The document’s drafting committee included everyone from former staff members of the ACLU and People for the American Way to Richard Land of the Ethics & Religious Liberty Commission of the Southern Baptist Convention and representatives from Pat Robertson’s American Center for Law and Justice. The document seeks to explain church-state law as it stands today:
The drafters’ purpose in crafting this statement is to help foster an accurate understanding of current law and improve our national dialogue on these issues. While there is disagreement among the drafters about the merits of some of the court decisions and laws mentioned in the document, the drafters agree that current law protects the rights of people to express their religious convictions and practice their faiths on government property and in public life as described in the statement. In other words, while this diverse group often disagrees about how the law should address issues regarding the intersection of religion and government, it agrees in many cases on what the law is today. More broadly, the drafters also agree that religious liberty, or freedom of conscience, is a fundamental, inalienable right for all people, religious and nonreligious, and that there is a need to correct misunderstandings about this right. The joint statement, which is formatted in a Q and A style, seeks to provide accessible and useful information for Americans about this area of law.
As the role of religion in public life continues to spark intense political debate and high-profile court cases, a group of diverse leaders from religious and secular organizations has issued the most comprehensive joint statement of current law to date on legal issues dividing church and state.

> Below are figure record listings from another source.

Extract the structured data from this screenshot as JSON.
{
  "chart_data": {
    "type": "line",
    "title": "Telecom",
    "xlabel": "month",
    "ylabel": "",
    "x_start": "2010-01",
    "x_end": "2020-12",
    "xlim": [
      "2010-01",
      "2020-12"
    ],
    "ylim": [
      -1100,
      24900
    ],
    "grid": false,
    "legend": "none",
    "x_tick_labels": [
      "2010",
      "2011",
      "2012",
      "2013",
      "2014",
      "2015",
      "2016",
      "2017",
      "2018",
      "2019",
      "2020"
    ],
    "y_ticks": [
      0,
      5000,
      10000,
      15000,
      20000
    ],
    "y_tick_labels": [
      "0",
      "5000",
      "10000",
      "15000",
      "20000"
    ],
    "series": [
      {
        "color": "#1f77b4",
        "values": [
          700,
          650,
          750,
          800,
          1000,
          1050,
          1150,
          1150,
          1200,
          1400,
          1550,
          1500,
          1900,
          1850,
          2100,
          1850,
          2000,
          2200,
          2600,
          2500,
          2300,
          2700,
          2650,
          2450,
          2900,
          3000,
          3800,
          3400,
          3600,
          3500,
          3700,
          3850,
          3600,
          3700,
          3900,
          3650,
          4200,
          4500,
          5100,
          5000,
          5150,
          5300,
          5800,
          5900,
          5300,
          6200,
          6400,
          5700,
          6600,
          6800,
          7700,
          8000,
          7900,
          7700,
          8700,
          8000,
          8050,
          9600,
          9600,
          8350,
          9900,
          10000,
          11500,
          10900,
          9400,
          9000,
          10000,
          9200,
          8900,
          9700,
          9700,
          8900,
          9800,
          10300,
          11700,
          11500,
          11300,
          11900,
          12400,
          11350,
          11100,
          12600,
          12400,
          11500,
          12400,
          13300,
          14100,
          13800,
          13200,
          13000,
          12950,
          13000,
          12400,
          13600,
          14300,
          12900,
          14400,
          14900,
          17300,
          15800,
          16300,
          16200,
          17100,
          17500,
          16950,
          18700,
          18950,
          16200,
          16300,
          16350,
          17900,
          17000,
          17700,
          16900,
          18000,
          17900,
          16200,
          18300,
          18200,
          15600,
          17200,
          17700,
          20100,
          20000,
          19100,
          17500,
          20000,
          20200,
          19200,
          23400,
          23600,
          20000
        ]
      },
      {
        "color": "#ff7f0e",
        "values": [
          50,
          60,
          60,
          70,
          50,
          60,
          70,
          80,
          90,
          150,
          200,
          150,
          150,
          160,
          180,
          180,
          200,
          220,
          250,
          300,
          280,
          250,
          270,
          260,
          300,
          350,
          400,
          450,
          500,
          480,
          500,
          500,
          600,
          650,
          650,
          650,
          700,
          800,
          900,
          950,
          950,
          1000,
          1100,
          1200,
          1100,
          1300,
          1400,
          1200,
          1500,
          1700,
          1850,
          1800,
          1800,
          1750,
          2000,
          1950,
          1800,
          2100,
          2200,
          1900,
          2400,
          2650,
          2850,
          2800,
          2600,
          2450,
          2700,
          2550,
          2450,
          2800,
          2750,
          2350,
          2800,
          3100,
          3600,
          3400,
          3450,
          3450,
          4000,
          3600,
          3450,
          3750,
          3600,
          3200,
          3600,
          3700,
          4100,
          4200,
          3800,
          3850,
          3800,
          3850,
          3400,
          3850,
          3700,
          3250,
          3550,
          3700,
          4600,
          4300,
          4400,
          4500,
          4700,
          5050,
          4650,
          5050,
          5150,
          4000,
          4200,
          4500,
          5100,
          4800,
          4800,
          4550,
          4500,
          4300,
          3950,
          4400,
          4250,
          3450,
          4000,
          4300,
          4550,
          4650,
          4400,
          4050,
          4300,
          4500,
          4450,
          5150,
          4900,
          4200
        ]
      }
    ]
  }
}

Muslim, Jewish, Sikh and Christian leaders from the evangelical, mainline and Catholic traditions joined with civil liberties leaders to draft Religious Expression in American Public Life: A Joint Statement of Current Law, released Tuesday at the Brookings Institution in Washington D.C.
Are persons elected or nominated to serve as government officials required to place their hands on the Bible when making oaths or affirmations? May elected officials reference religious ideas and discuss their personal religious beliefs while operating in their official capacities? Are individuals and groups permitted to use government property for religious activities and events? Must secular nongovernmental employers accommodate employees’ religious practices? These are just a few of the questions that the diverse group of leaders sought to answer in the 32-page document.
“The role of religion in public life has long been a source of controversy and litigation,” said Melissa Rogers, director of Wake Forest University Divinity School’s Center for Religion and Public Affairs, which produced the document. “We have brought together a diverse group of experts on law and religion to clarify what current law has to say about some of these matters.”
The 35 questions and answers that comprise the joint statement address religion and politics; religious gatherings on governmental property; religious expression in the workplace; and chaplains in legislative bodies, prisons and the military; and other issues.